Aus Sicht von Issing wird Griechenland die Zahlungsverpflichtungen nicht erfüllen können - der Staat sei “insolvent”. Es sei zwar nicht unmöglich, dass Griechenland seinen Zahlungsverpflichtungen nachkomme, doch sei die Rückzahlung eher unwahrscheinlich.
Die Schuldenkrise in der Eurozone - die anschließend auch Irland und Portugal unter den Euro Rettungsschirm zwang - habe den Euro letztlich in eine kritische Lage gebracht, sagte der jetzige Leiter des Center for Financial Studies an der Universität Frankfurt. Allerdings werde die Währungsunion letztlich wohl “überleben”.
Der luxemburgische Premierminister Jean-Claude Juncker, der auch die Euro-Gruppe leitet, sagte am Donnerstag, dass der Internationale Währungsfonds (IWF) nächsten Monat möglicherweise nicht die nächste Tranche seiner Griechenland-Kredite freigeben wird.“ Es gibt bestimmte IWF-Regeln. Und eine dieser Regeln besagt, dass der IWF nur aktiv werden kann, wenn für die nächsten zwölf Monate eine Refinanzierungsgarantie gegeben ist”, erklärte er bei einer Konferenz in Luxemburg. "Ich glaube nicht, dass die Troika zu dem Schluss kommen wird, dass diese gegeben ist.”

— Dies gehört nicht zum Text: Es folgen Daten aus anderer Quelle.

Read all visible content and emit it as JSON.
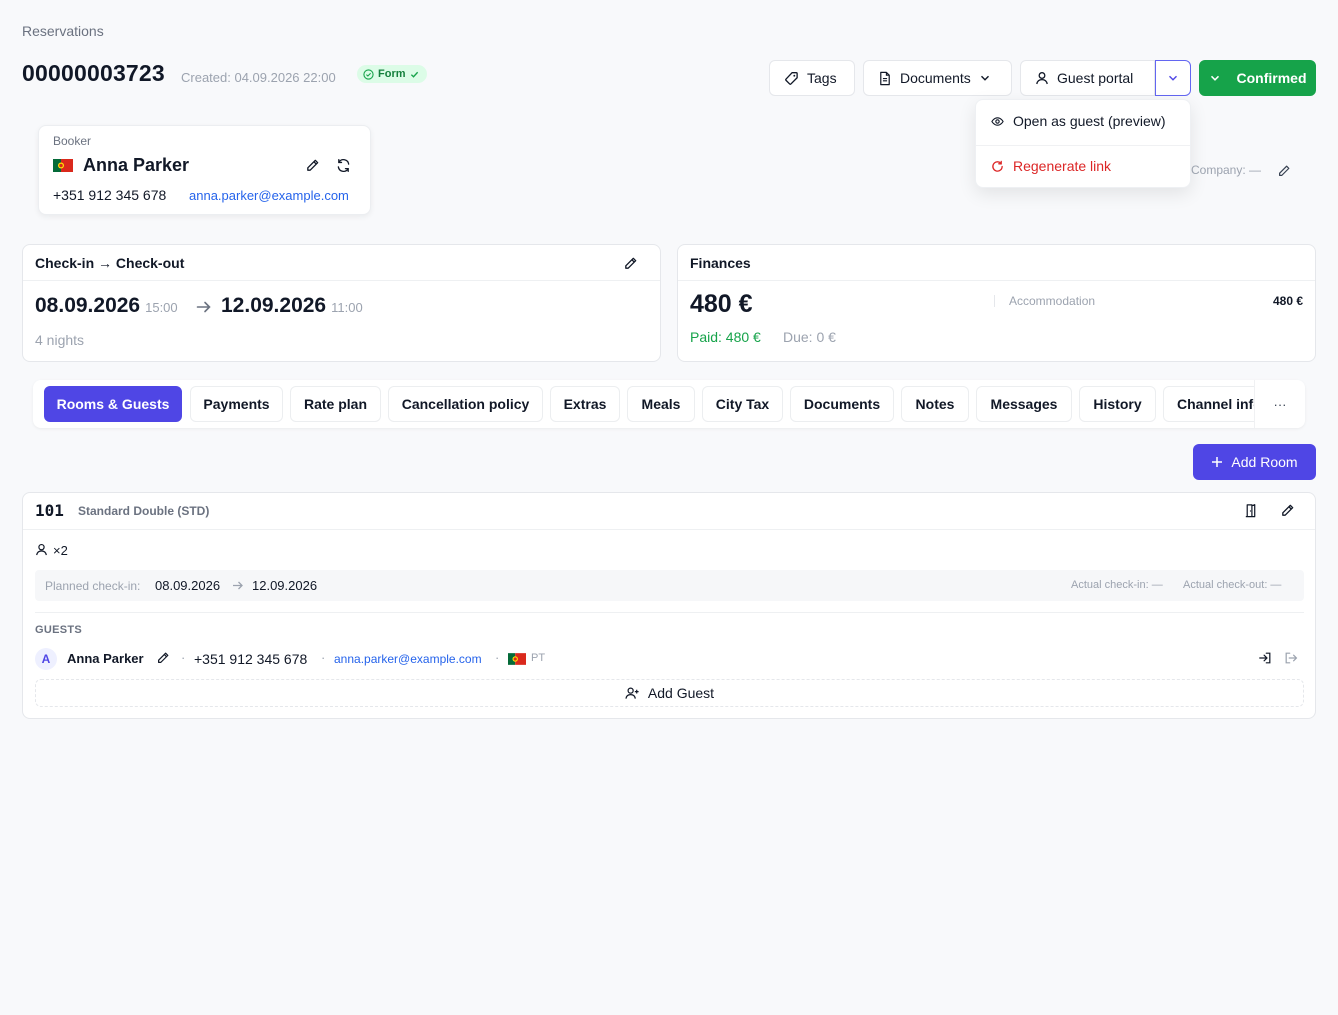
{
  "breadcrumb": "Reservations",
  "reservation": {
    "number": "00000003723",
    "created": "Created: 04.09.2026 22:00",
    "form_badge": "Form"
  },
  "toolbar": {
    "tags": "Tags",
    "documents": "Documents",
    "guest_portal": "Guest portal",
    "status": "Confirmed"
  },
  "guest_portal_menu": {
    "open_preview": "Open as guest (preview)",
    "regenerate": "Regenerate link"
  },
  "booker": {
    "label": "Booker",
    "name": "Anna Parker",
    "phone": "+351 912 345 678",
    "email": "anna.parker@example.com"
  },
  "company": "Company: —",
  "stay": {
    "header": "Check-in → Check-out",
    "checkin_date": "08.09.2026",
    "checkin_time": "15:00",
    "checkout_date": "12.09.2026",
    "checkout_time": "11:00",
    "nights": "4 nights"
  },
  "finances": {
    "header": "Finances",
    "total": "480 €",
    "paid": "Paid: 480 €",
    "due": "Due: 0 €",
    "line_label": "Accommodation",
    "line_value": "480 €"
  },
  "tabs": [
    "Rooms & Guests",
    "Payments",
    "Rate plan",
    "Cancellation policy",
    "Extras",
    "Meals",
    "City Tax",
    "Documents",
    "Notes",
    "Messages",
    "History",
    "Channel info"
  ],
  "tabs_more": "···",
  "add_room": "Add Room",
  "room": {
    "number": "101",
    "type": "Standard Double (STD)",
    "occupancy": "×2",
    "planned_label": "Planned check-in:",
    "planned_from": "08.09.2026",
    "planned_to": "12.09.2026",
    "actual_checkin": "Actual check-in: —",
    "actual_checkout": "Actual check-out: —",
    "guests_header": "GUESTS",
    "guest": {
      "initial": "A",
      "name": "Anna Parker",
      "phone": "+351 912 345 678",
      "email": "anna.parker@example.com",
      "country": "PT"
    },
    "add_guest": "Add Guest"
  },
  "colors": {
    "primary": "#4f46e5",
    "success": "#16a34a",
    "danger": "#dc2626",
    "link": "#2563eb"
  }
}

Ein Team von Experten, bestehend aus Vertretern der Europäischen Union, des IWF und der Europäischen Zentralbank - auch bekannt als Troika - untersucht derzeit, ob Griechenland die Bedingungen für das bereits zugestandene Hilfspaket erfüllt. Ihre Zustimmung ist erforderlich, damit die fünfte Tranche überwiesen werden kann. Der Anteil des Währungsfonds an den Juni-Auszahlungen war mit 3,3 Mrd. Euro festgesetzt worden.